Findings: Between July 19, 2012, and June 3, 2019, 357 patients were recruited and randomly assigned to the surgery group (182) or the no surgery group (175; ITT population). Median follow-up was 36·0 months (IQR 18·1-58·3). In the no surgery group, 11 (6%) of 175 participants had secondary cytoreduction during second-line therapy while 48 (37%) of 130 participants who had disease progression crossed-over and had surgery at a subsequent recurrence. Median progression-free survival was 17·4 months (95% CI 15·0-19·8) in the surgery group and 11·9 months (10·0-13·8) in the no surgery group (hazard ratio [HR] 0·58; 95% CI 0·45-0·74; p<0·0001). At the interim overall survival analysis, median overall survival was 58·1 months (95% CI not estimable to not estimable) in the surgery group and 53·9 months (42·2-65·5) in the no surgery group (HR 0·82, 95% CI 0·57-1·19). In the safety population, nine (5%) of 172 patients in the surgery group had grade 3-4 surgical morbidity at 30 days, and no patients in either group had died at 60 days after receiving assigned treatment. The most common grade 3-4 adverse events during chemotherapy were neutropenia (29 [17%] of 166 patients in the surgery group vs 19 [12%] of 156 patients in the no surgery group), leucopenia (14 [8%] vs eight [5%]), and anaemia (ten [6%] vs nine [6%]). Four serious adverse events occurred, all in the surgery group. No treatment-related deaths occurred in either group.

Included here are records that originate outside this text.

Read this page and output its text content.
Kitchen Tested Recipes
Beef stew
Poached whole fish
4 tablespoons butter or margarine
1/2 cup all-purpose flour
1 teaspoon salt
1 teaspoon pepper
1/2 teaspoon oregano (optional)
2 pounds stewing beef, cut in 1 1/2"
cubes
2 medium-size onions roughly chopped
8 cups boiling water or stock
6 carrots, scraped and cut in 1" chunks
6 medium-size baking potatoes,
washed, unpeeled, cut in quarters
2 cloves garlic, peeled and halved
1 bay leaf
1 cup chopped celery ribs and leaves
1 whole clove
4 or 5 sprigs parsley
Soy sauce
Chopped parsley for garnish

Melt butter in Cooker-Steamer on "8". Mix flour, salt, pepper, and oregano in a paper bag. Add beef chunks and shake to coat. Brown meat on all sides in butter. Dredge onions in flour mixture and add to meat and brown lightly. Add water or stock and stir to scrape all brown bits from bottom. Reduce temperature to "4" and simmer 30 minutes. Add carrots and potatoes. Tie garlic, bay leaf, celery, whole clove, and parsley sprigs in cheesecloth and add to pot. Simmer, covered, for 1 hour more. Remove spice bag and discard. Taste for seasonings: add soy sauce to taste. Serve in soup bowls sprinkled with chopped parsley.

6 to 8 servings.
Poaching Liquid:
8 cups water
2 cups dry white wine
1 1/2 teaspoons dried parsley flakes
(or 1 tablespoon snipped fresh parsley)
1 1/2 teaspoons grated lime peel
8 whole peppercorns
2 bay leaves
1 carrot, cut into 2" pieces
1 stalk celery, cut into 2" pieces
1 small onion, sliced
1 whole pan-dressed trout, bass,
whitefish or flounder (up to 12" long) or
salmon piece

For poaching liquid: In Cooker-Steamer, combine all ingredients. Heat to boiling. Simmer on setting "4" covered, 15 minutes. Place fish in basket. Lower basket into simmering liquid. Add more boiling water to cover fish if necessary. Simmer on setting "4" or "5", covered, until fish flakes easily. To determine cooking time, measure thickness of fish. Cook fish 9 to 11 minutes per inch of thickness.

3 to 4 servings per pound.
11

Interpretation: Secondary cytoreduction followed by chemotherapy was associated with significantly longer progression-free survival than was chemotherapy alone in patients with platinum-sensitive relapsed ovarian cancer, and patients should be counselled about the option of secondary cytoreduction in specialised centres. Long-term survival outcomes will be assessed using mature data on overall survival.

Funding: Zhongshan Development Program.

Translation: For the Chinese translation of the abstract see Supplementary Materials section.